Article inédit - Synthèse

Monika Dreiner

Droit de visite des enfants traumatisés et placés – visites : bien-être (des parents) et mal-être (des enfants) : Répercussions de la règlementation du droit de visite sur le développement des enfants traumatisés placés.

Il existe de nombreuses configurations familiales qui poussent un juge pour enfants ou un service de protection de l'enfance à retirer des enfants de leur famille d'origine et à les placer dans des familles d'accueil ou des maisons d'éducation pour adolescents. Il s'ensuit des visites plus ou moins régulières des parents biologiques auprès de l'enfant par mandat du juge ou à l'initiative des parents biologiques. Mais le droit de visite des parents à leur enfant est souvent déterminé en suivant les dispositions générales appliquées en cas de divorce, sans prise en compte des besoins spécifiques des enfants.
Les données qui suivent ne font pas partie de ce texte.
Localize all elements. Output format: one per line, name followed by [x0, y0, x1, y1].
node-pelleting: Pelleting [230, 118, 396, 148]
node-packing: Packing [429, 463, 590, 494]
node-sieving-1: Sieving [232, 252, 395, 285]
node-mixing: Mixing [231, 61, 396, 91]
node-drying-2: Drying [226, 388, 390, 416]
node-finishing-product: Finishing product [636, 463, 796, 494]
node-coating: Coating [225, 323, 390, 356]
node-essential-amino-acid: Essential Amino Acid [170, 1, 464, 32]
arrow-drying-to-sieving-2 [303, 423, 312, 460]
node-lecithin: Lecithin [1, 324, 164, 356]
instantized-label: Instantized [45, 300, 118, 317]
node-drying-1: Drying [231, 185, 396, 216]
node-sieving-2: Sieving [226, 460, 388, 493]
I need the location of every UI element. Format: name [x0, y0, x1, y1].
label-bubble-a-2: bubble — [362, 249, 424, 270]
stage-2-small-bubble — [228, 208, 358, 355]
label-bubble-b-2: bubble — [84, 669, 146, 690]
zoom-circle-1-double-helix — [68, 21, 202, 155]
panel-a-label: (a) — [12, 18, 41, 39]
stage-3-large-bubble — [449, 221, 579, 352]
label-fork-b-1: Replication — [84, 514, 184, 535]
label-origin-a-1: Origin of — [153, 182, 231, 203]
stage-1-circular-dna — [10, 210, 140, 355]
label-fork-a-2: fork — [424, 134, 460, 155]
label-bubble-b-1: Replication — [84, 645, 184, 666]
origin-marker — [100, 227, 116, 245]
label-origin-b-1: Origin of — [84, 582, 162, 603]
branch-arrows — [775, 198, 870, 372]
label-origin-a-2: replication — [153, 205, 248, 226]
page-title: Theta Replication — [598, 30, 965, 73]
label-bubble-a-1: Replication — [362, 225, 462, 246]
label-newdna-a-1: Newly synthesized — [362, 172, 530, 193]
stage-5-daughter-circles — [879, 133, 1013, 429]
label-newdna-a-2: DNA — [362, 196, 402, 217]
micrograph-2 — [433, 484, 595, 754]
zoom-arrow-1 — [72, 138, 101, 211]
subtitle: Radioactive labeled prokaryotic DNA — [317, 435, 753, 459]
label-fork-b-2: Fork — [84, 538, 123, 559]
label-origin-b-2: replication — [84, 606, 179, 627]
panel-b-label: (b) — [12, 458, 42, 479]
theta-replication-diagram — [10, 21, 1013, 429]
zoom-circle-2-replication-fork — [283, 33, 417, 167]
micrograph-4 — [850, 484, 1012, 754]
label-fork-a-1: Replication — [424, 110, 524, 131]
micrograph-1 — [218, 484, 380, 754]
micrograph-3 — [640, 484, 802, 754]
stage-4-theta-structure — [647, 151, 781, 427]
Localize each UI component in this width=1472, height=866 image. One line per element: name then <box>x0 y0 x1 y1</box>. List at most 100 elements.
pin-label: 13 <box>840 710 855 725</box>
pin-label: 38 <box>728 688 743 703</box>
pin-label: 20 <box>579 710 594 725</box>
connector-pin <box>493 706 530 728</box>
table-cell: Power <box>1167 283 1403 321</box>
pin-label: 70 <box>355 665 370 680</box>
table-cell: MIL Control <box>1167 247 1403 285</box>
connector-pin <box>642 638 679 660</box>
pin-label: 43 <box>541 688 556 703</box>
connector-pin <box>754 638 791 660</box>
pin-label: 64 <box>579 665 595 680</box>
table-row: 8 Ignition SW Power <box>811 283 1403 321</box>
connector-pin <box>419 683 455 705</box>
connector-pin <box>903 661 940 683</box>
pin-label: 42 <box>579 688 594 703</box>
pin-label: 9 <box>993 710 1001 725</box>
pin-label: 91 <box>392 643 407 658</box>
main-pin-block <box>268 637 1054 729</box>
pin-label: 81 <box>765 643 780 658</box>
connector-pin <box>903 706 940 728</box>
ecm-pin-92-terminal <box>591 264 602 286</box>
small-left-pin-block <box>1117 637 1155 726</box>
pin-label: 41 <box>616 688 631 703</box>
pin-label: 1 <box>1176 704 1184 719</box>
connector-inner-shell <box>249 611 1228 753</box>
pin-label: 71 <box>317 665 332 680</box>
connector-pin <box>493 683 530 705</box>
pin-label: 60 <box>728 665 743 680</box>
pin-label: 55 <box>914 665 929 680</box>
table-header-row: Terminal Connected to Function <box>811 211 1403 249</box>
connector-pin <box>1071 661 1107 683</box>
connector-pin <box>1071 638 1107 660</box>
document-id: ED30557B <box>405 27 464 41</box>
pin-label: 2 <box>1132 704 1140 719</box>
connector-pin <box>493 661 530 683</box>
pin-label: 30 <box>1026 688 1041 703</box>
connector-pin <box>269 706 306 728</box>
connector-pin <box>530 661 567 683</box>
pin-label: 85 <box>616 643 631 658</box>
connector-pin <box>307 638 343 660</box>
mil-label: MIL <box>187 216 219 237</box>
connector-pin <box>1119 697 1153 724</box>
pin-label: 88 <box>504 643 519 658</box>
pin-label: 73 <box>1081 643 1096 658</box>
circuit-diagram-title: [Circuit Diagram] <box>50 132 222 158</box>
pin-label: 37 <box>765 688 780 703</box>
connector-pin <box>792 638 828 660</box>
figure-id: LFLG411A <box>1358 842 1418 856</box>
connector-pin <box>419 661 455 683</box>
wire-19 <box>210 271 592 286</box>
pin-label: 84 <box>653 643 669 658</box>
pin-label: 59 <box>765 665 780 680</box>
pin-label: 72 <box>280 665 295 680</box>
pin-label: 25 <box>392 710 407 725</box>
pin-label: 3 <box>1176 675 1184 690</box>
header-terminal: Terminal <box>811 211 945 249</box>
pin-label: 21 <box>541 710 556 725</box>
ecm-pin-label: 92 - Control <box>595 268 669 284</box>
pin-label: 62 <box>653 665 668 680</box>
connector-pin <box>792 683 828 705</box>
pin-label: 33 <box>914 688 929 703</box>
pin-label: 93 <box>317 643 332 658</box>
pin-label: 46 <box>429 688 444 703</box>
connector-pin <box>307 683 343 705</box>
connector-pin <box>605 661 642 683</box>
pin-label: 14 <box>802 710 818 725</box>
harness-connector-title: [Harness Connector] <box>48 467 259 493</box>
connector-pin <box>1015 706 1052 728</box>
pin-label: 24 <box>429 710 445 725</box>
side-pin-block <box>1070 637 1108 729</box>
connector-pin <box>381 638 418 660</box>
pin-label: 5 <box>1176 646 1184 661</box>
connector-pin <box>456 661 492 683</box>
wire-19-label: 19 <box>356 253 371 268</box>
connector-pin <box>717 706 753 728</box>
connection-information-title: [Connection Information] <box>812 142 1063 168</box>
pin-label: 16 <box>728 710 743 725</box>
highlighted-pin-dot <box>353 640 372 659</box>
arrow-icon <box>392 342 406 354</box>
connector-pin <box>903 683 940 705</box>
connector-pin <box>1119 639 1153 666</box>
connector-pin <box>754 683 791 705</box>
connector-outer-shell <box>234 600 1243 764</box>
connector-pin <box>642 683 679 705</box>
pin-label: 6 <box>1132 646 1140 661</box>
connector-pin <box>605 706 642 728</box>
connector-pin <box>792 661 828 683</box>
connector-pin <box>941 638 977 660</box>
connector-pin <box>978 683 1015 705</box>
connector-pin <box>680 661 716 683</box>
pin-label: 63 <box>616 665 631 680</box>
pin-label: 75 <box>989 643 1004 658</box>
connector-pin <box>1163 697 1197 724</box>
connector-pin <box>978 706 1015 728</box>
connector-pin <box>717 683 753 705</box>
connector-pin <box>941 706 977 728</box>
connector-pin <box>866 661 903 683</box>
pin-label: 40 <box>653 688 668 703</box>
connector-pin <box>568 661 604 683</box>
Pourtant, le droit de visite est généralement contre-indiqué pour les enfants qui ont été traumatisés par les adultes de référence durant la phase prénatale ou la petite enfance. Cet article entend attirer l'attention sur la prise en compte nécessaire de la situation spécifique de ces enfants et sur le fait d'assurer leur bien-être sous cet angle particulier.

Des traumatismes précoces infligés par les personnes d'attachement conduisent, dans la majorité des cas, à un attachement émotionnel déstructuré de l'enfant. Ce qui signifie, sur le plan des visites, que les contacts ne permettent pas de maintenir ni de développer des relations positives. Ces contacts devraient pourtant servir en premier lieu à construire une relation mieux structurée aux personnes de référence primaires. S'ajoute à cela, le fait que les personnes d'attachement principales ne sont souvent pas en mesure d'offrir un attachement adéquat à leurs enfants. Ils sont souvent eux-mêmes traumatisés, sont remis face à leurs insuffisances à l'occasion des visites et ne parviennent pas à les corriger. Lorsque la visite a lieu, il n'est pas rare que tous les participants soient affectés, perturbés. L'une des échappatoires habituelles pour les parents biologiques consiste à raréfier les contacts, sans avertissement préalable. Ce comportement empêche que l'enfant et les parents se disent au revoir et pleurent chacun cette perte. Les parents biologiques sont étiquetés comme non coopératifs, tandis que l'enfant éprouve des difficultés à faire confiance aux parents de substitution.

Lorsque les parents biologiques exercent leur droit de visite, il s'installe une situation dans laquelle l'enfant doit, à la fois, entretenir la relation à sa famille d'origine et se laisser aller à s'attacher aux nouveaux adultes de référence. Non seulement, c'est trop exigé de l'enfant, mais en plus, cela lui impose d'entretenir des contacts précisément avec les personnes qui sont à l'origine du traumatisme. Chaque visite réactive l'expérience traumatisante tant que l'enfant n'a pas la possibilité de nouer une nouvelle relation solide. Dans cette mesure, les visites des parents empêchent donc que l'enfant gère et dépasse son traumatisme. Le fait que les parents nourriciers, les éducateurs référents ou les accompagnateurs qui emmènent l'enfant aux visites, le livrent quasiment à son bourreau complique encore la situation. Ces personnes ont l'impression de ne pas protéger l'enfant, d'être elles-mêmes des bourreaux et sont perçues par les enfants comme des personnes qui n'assurent pas leur sécurité.

Pour le réseau d'auxiliaires, chaque décision de placement est une intervention dans le système familial qui est conflictuelle. Pour faciliter le retrait de l'enfant en toute bonne foi, il est fréquent que la position prise ne soit pas claire. Prendre parti pour l'enfant est interprété comme une opposition aux parents. Les visites entretiennent un flou qui ne permet pas d'y voir clair. Le travail sur les expériences traumatisantes stagne et la reprise du développement, là où il a été interrompu, ne se fait pas.

Le modèle général de développement dialectique de Fischer (2007) nous permet de comprendre qu'il est judicieux d'organiser les visites en tenant compte de ses principes. Ce n'est que si l'enfant a l'occasion de construire une alliance et une relation de transfert avec ses nouveaux adultes de référence qu'il a une chance de dépasser l'intolérable. Pour cela, il est nécessaire qu'il n'y ait aucun contact avec les auteurs du traumatisme (dans ce cas, les parents biologiques). Ce n'est qu'à cette condition que l'enfant peut faire confiance et oser déconstruire l'ancien modèle relationnel qui lui pèse pour faire de nouvelles expériences et les intégrer à son projet de vie.